Filters, those in-camera photo editing presets that turn your so-so iPhone snapshots into Cartier-Bresson-esque encapsulations of the human spirit, have a direct impact on the popularity of the images shared on social media. According to a new study of the ways photographers do (or don’t) apply filters to the images they post online, certain types of filters tend to elicit more comments, while others can boost popularity. However intriguing, the study should be taken with a grain of salt. It uses Flickr as its main source of data and was conducted by Georgia Tech interactive computing professor Eric Gilbert along with Saeideh Bakhshi, David Ayman Shamma, and Lyndon Kennedy, all employees of Yahoo Labs, a division of Yahoo, Flickr’s parent company.
The results of the study’s first half, devoted to the testimony of 15 Flickr mobile users who participated in hour-long interviews about their filter usage, can be painfully self-evident. Filter users fall into one of two categories: “serious photography hobbyists” and “casual photographers.” The latter apply filters to their images more liberally and have a generally less precious attitude toward their photos, whereas the former use filters sparingly, and then only to highlight or accentuate existing features of their photos.

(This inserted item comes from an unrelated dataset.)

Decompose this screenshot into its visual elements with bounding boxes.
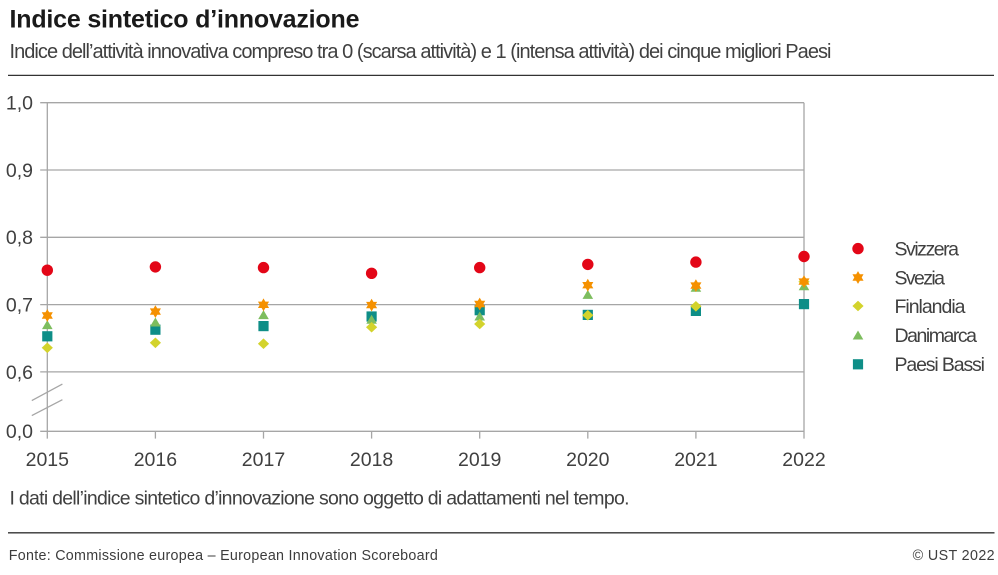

“I don’t want the treatment of the image to detract from what’s happening in the photograph,” said one serious photography hobbyist. “A lot of these apps, they just pile stuff on top of stuff on top of stuff, so they have scratchy lens, scratchy film, vignetted, soft on the edges, hyper saturated, super desaturated, super high contrast. Basically, pardon my French, they’re taking a really shitty photograph, and they’re putting so much stuff on top of it that it doesn’t really matter anymore. You don’t even see the image.”
The study’s testimony from filter admirers and abstainers can be entertaining, but its findings regarding how the use of filters effects the popularity of a photo, both in terms of the number of other users who look at it and how many take the extra step to comment on it, are far more illuminating. The most compelling conclusions, drawn from analysis of 7.6 million photos uploaded to Flickr between late 2012 and mid-2013 — either through its mobile app (3.5 million) or through Instagram (4.1 million) — include:
- Overall, photos with filters are 21% more likely to be looked at than non-filtered photos and 45% more likely to elicit comments.
- The filters most likely to boost images’ popularity are those “that impose warm color temperature, boost contrast, and increase exposure.”
- Filters that effect the saturation of a photo inexplicably have a small and negative impact on the number of views, but a positive impact on the number of comments garnered.
- Filters that give an image an aged look — your sepia-tone and black-and-white filters, for instance — boost the number of views while decreasing images’ chances of garnering comments.